Current Trade Deficit Thoughts

According to the latest trade deficit numbers of the US Bureau of Economic Analysis, "total US exports in July 2009 were $127.6 billion and US imports were $159.6 billion". In the short term, imports have increased by $7 billion over June 2009, and exports increased by about $3 billion over the same time. Typical of the US, we are consuming much more than we are producing. "The gap between US imports and exports grew by 16%, the most in a decade" per Bloomberg.

Here is the breakdown of some important US trade numbers via the US Census Bureau Foreign Trade Statistics:

US trade deficit increased by approximately:
$4 billion with the European Union to $8 billion
$2 billion with China to $20 billion

$1 billion with Canada to $2.2 billion
$1 billion with Germany to $3.2 billion

$500 million with Venezuela to $2.3 billion

$200 million with Japan to $3.9 billion


Obviously the US trade surplus is increasing at a slower rate, here are our top six trade surpluses (numbers are approximations):
$1.3 billion with Hong Kong
$1.1 billion with Netherlands

$950 million with Australia

$870 million with Belgium

$787 million with United Arab Emirates

$500 million with Singapore


The good news is that the US trade deficit at $32 billion has decreased by over half since hitting a monthly record of $65 billion in July 2008. Since the US dollar has been weak lately, our exports have potential of increasing because they will be more competitive in global markets. On the other hand, we are losing many of our manufacturing jobs and the workforce is still contracting, so even if other countries want to purchase our products, what volume of products will we have to sell? We will see what happens to the trade deficit for August.

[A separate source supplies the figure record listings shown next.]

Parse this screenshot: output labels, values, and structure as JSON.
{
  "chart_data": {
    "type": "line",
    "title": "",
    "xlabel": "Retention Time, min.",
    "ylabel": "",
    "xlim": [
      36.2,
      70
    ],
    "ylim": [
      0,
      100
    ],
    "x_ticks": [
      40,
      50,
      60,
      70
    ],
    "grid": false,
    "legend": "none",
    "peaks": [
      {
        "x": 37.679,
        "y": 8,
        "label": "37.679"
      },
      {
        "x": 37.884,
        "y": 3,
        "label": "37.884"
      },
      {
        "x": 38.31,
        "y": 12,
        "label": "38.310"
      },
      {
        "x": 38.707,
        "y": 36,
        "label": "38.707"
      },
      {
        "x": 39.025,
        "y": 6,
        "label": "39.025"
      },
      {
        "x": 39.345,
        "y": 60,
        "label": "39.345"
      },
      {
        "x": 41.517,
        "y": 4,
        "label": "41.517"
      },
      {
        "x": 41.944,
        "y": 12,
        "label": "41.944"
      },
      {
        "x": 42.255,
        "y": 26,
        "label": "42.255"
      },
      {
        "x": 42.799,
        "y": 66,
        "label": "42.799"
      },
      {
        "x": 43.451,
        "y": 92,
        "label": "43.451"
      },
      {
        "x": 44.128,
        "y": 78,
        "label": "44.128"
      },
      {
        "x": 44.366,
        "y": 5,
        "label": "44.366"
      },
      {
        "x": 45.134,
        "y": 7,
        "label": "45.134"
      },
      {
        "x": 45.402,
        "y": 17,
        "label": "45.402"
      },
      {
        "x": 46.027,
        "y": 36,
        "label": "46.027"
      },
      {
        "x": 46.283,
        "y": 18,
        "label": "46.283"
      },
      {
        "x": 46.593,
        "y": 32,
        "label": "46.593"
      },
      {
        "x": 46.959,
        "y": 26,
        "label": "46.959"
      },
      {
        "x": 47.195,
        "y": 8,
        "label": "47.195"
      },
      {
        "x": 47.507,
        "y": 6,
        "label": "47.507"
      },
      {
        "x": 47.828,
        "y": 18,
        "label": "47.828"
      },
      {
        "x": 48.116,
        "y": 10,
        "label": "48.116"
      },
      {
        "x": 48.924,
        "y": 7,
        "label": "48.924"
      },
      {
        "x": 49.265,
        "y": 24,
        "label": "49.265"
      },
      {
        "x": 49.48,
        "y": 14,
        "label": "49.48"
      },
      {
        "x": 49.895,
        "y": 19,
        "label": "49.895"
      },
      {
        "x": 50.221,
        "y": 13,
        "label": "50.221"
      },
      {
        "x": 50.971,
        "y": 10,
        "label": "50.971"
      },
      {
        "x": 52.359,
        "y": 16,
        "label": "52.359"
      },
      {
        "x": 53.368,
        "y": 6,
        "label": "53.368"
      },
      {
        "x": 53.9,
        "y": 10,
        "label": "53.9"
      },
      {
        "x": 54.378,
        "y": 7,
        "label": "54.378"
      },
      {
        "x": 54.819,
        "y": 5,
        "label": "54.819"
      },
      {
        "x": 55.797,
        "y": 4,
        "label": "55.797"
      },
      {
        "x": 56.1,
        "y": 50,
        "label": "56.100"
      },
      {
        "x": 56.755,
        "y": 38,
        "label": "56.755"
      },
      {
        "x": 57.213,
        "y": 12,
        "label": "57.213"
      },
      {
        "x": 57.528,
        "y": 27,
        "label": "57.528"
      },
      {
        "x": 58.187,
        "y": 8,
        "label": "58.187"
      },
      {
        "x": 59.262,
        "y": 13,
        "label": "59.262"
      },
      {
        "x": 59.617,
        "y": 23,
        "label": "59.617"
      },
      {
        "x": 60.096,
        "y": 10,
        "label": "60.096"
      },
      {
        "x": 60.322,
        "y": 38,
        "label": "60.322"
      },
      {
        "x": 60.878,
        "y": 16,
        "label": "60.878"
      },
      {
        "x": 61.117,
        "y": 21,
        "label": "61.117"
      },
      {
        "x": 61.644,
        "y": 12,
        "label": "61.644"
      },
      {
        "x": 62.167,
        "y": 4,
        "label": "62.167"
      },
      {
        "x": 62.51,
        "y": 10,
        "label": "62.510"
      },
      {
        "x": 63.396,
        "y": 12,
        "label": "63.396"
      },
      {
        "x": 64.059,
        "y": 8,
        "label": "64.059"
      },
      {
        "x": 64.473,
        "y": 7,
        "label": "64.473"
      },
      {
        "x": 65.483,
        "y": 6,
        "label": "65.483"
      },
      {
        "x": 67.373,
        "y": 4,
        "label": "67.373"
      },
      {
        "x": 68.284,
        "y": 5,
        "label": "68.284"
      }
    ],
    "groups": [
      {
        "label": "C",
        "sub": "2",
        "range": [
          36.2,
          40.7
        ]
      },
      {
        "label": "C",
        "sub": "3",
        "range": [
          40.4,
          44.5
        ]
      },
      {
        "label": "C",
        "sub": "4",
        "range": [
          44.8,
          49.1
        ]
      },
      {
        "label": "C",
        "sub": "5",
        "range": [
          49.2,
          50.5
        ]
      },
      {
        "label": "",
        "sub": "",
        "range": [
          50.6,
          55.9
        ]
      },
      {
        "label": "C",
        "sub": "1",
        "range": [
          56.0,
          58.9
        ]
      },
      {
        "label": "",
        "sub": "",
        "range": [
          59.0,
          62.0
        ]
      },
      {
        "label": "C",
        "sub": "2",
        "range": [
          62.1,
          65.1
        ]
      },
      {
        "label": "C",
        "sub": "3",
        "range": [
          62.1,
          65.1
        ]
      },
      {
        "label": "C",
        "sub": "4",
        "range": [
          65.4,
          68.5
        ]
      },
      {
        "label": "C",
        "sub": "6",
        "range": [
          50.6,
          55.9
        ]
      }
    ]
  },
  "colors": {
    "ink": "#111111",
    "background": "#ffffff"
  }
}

Since the US has had a trade deficit for a prolonged amount of time, the difference is essentially debt. The larger the debt is the more likely it is for investors to believe that demand for our products is decreasing. As such, I believe if the deficit continues to get larger it is likely to have a negative effect on the stock market. Less buying of our goods from other countries hurts producers in the US and their respective company's stock market values. Investors like Peter Schiff realize there are few investment opportunities domestically, that is why he invests a large percent of his assets overseas and in commodities. I myself think we are headed for a 'W' shaped stock market pattern where we are near the top, and within a short period of time (six months or sooner) we will have a pullback in the market.